2/2 Rana continued working at Tehelka after 2010 & Tehelka continued publishing hard stories on Gujarat. Simple check of archive shows that
— Shoma Chaudhury (@ShomaChaudhury) ShomaChaudhury/status/736807686969380864">May 29, 2016
She also said the story had loopholes and the magazine had serious concerns about the procedure that was followed.
“I will leave Tarun Tejpal to refute the specific allegation Rana makes against him, but as the managing editor of Tehelka at the time, I find her assertions about Tehelka buckling under ‘political pressure’ extremely baffling, to say the least. The many hard-hitting exposes done by Tehelka on Gujarat hardly seems the track record of a magazine that was afraid to ‘touch’ Mr Modi because it had once been shut down...There is a simple reason why Rana’s sting on Gujarat was not carried in Tehelka: it did not meet the necessary editorial standards. While parts of the story were good, there were a lot of loopholes and serious concerns about the procedure that had been followed. Her assertion that she was treated as a ‘guinea pig’ and her story was withheld out of ‘political pressure’ seems a serious departure from the truth,” Chaudhury said in a statement.
Former Tehelka investigations editor and current Aam Aadmi Party leader Aashish Khetan who also came out in with support of Tejpal and expressed shock on Ayyub’s charge.
Ayyub, who resigned from Tehelka in 2013, said she stands by what she wrote in the book. “This was my biggest moment, the copy could have turned many things upside down. But it kept on going back and forth, eventually, I got tired and left it.
Yes, I stayed back and did other investigations. Tehelka was a platform I needed.
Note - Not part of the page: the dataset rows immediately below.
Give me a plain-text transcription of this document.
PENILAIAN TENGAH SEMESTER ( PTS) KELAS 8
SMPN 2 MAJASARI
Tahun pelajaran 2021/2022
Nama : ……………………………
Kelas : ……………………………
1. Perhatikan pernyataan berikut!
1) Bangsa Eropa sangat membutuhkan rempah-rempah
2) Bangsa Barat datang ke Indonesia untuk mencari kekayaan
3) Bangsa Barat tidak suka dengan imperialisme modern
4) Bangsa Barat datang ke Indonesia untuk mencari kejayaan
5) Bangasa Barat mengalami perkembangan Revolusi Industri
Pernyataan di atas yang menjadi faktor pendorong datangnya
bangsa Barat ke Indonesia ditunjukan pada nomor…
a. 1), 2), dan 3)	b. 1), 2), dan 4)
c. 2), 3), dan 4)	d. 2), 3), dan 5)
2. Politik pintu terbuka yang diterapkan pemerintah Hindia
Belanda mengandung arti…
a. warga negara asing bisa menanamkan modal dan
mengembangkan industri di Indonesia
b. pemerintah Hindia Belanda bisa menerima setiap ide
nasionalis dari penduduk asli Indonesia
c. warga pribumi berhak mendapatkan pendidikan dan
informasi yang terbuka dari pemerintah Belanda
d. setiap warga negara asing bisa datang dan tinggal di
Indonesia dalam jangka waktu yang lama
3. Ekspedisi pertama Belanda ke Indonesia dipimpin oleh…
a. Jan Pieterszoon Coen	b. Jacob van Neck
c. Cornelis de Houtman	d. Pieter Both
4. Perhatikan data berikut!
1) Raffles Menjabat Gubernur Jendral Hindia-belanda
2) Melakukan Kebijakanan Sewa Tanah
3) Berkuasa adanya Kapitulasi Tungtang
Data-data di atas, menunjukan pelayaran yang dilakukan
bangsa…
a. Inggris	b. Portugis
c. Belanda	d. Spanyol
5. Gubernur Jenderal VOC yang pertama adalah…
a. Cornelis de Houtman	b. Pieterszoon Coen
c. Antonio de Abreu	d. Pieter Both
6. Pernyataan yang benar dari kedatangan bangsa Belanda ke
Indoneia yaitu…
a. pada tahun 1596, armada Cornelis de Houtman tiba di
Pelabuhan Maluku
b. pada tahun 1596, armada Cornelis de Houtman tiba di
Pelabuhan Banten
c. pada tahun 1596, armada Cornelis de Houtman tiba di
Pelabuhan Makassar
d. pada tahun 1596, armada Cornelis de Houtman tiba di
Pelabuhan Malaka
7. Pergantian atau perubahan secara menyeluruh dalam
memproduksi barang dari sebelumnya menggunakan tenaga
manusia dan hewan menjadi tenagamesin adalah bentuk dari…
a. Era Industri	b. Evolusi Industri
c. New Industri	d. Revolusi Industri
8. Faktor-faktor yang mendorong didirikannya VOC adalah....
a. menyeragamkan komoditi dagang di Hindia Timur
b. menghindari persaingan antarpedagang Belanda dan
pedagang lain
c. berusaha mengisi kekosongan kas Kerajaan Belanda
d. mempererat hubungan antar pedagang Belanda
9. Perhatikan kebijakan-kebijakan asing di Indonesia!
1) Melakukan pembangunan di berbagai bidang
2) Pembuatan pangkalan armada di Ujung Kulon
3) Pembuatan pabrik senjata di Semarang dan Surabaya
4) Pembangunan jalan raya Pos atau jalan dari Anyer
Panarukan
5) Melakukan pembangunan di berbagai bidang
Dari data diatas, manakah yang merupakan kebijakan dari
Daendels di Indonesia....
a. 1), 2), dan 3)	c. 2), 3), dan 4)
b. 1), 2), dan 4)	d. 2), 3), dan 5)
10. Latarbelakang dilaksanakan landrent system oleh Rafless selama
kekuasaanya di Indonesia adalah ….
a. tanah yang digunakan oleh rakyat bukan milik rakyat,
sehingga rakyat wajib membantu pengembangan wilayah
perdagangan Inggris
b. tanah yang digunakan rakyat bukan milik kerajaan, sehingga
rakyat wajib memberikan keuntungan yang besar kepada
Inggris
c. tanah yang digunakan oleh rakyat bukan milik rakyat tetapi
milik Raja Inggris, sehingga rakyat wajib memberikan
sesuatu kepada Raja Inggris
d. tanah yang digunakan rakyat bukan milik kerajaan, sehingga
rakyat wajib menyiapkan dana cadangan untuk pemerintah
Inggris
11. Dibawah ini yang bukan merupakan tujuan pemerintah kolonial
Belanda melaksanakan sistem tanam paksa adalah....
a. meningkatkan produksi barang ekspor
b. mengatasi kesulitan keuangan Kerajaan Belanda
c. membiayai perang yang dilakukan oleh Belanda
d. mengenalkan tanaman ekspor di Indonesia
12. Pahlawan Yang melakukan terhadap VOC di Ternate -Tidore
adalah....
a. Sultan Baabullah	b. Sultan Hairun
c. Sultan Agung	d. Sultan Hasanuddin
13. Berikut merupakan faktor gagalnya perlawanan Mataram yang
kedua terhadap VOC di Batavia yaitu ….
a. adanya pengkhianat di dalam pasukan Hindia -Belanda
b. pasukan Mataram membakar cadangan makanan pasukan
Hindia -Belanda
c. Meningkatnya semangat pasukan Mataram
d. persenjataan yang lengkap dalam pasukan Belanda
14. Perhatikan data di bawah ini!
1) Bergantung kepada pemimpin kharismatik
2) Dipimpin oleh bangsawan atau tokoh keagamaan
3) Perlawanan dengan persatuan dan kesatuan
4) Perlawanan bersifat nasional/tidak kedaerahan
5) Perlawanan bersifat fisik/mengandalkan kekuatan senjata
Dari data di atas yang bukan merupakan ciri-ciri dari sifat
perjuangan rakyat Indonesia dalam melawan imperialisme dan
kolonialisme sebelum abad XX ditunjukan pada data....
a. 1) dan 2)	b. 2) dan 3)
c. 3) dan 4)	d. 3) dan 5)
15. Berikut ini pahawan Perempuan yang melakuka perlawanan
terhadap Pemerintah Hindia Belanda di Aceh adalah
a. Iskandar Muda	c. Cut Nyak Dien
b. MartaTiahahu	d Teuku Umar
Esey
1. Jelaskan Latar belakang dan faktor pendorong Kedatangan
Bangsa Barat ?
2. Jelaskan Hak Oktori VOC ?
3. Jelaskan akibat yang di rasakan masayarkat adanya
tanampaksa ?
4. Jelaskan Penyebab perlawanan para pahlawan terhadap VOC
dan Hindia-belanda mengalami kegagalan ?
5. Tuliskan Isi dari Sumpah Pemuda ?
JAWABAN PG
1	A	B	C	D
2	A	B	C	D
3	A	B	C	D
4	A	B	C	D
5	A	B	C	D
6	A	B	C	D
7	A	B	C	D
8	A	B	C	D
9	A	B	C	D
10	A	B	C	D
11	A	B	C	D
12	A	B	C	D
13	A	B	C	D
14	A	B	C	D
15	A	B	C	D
But I would always remember the story which got dropped. It was not an isolated sting, it was a combination of months of hard work. So lets not see it as an isolated piece of work. The sting, combined with my other work, could have been a great piece of investigation and nailed many lies that continue to exist even today. And I must say I am not the only one to complain about dropped stories in Tehelka, the list is fairly big,” Ayyub was quoted as saying by First Post.
After Tehelka refused to publish the story, Ayyub approached several other publications, but there were no takers.
Ayyub said it was then she decided to publish the book herself.